Ketiga, diskusi. Diskusikanlah apa-apa yang telah ditulis maupun dibaca. Berdiskusi juga menjadi sarana berkumpul dengan sesama kaum intelektual. Berdiskusi bukan untuk berdebat atau beradu argumen, merasa paling benar. Tidak jarang diskusi berujung pada debat dan konflik. Mahasiswa hendaknya tahu etika berdiskusi yang baik dan benar. Berdiskusi untuk mengetahui opini orang lain khususnya mengenai keberagaman Islam di nusantara, juga untuk mendapatkan pencerdasan. Meski begitu apa-apa yang didapat dari diskusi hendaknya ditelaah kembali.
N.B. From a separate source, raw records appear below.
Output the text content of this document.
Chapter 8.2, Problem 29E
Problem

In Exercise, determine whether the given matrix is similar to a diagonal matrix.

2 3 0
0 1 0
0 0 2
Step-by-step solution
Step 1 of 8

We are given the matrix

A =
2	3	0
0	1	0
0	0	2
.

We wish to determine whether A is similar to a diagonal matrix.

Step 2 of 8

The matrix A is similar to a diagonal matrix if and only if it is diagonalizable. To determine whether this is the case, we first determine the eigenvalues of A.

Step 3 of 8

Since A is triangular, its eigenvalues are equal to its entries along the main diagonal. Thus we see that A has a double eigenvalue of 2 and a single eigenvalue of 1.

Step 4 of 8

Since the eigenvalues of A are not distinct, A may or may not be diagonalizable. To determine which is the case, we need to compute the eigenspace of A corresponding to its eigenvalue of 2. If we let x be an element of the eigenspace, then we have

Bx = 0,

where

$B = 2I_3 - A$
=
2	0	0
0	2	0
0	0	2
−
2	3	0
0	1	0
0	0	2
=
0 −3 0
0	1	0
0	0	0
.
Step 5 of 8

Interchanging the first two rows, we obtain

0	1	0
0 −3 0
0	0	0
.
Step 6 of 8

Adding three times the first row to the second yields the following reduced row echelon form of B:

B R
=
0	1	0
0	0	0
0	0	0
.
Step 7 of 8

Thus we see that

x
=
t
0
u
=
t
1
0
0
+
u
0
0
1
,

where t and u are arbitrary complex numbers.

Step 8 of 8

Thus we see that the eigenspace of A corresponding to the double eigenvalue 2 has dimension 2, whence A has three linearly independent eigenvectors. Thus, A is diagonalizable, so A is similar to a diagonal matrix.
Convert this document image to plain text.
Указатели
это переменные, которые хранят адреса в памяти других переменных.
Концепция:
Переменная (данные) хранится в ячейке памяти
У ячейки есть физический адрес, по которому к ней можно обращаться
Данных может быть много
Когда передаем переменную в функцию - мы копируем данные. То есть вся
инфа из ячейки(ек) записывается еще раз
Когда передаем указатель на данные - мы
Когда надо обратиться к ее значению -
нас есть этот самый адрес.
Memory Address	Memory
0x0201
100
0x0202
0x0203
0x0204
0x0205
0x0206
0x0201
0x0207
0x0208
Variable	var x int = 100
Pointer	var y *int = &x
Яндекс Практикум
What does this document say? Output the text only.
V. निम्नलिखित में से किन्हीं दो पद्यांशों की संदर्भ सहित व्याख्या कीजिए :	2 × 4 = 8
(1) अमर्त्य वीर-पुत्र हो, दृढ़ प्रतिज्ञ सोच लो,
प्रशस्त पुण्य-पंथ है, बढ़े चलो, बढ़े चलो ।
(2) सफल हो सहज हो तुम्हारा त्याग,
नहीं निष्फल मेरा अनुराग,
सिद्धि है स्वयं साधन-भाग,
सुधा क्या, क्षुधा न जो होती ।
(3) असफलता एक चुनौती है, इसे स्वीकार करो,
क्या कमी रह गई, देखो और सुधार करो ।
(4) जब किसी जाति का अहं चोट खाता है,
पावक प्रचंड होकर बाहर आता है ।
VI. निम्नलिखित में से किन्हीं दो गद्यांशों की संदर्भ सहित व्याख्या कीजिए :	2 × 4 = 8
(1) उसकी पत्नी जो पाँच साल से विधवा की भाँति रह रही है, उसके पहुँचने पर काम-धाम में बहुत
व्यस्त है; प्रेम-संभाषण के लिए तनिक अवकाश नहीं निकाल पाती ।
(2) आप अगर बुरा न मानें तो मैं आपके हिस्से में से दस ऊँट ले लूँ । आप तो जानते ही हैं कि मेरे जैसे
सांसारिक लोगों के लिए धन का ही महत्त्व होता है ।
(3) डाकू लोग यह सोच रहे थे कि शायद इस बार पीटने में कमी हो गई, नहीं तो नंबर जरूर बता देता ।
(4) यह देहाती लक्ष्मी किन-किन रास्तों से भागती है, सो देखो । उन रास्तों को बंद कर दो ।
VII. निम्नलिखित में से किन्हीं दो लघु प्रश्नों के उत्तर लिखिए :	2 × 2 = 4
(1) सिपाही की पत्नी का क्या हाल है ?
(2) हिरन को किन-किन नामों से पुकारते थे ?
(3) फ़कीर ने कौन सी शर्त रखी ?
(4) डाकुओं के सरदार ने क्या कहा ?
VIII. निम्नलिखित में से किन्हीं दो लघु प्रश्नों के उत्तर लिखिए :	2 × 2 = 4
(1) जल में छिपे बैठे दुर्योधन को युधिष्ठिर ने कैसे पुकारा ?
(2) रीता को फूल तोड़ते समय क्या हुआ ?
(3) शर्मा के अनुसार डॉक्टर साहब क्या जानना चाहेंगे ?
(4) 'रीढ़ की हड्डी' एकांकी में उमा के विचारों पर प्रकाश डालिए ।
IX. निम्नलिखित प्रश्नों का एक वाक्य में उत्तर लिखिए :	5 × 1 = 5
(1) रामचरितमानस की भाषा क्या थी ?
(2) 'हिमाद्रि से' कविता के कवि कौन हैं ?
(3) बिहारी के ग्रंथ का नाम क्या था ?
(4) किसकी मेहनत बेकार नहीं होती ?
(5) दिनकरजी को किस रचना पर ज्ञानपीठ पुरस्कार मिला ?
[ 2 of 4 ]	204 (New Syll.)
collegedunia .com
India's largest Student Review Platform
Mahasiswa sudah selayaknya kritis, namun kritis yang ilmiah. Baca, tulis dan diskusi hendaknya menjadi budaya dalam menyikapi segala permasalahan termasuk keberagaman Islam di nusantara. Pun Sang Saka Merah Putih telah berkibar di tanah merah putih, sudah selayaknya ia dipersandingkan dengan panji kesatuan islam. Islam satu, Islam jaya!



Daftar Pustaka
Asy, Fauzan. Perkembangan Pendidikan Islam di Nusantara. 2004.
Muljana, Slamet. Runtuhnya Kerajaan Hindu-Jawa dan Timbulnya Negara-Negara Islam di Nusantara. PT LKiS Pelangi Aksara, 2005.
Priandono, Tito Edy. Komunikasi dalam Keberagaman. Bandung: Departemen Ilmu Komunikasi, 2014.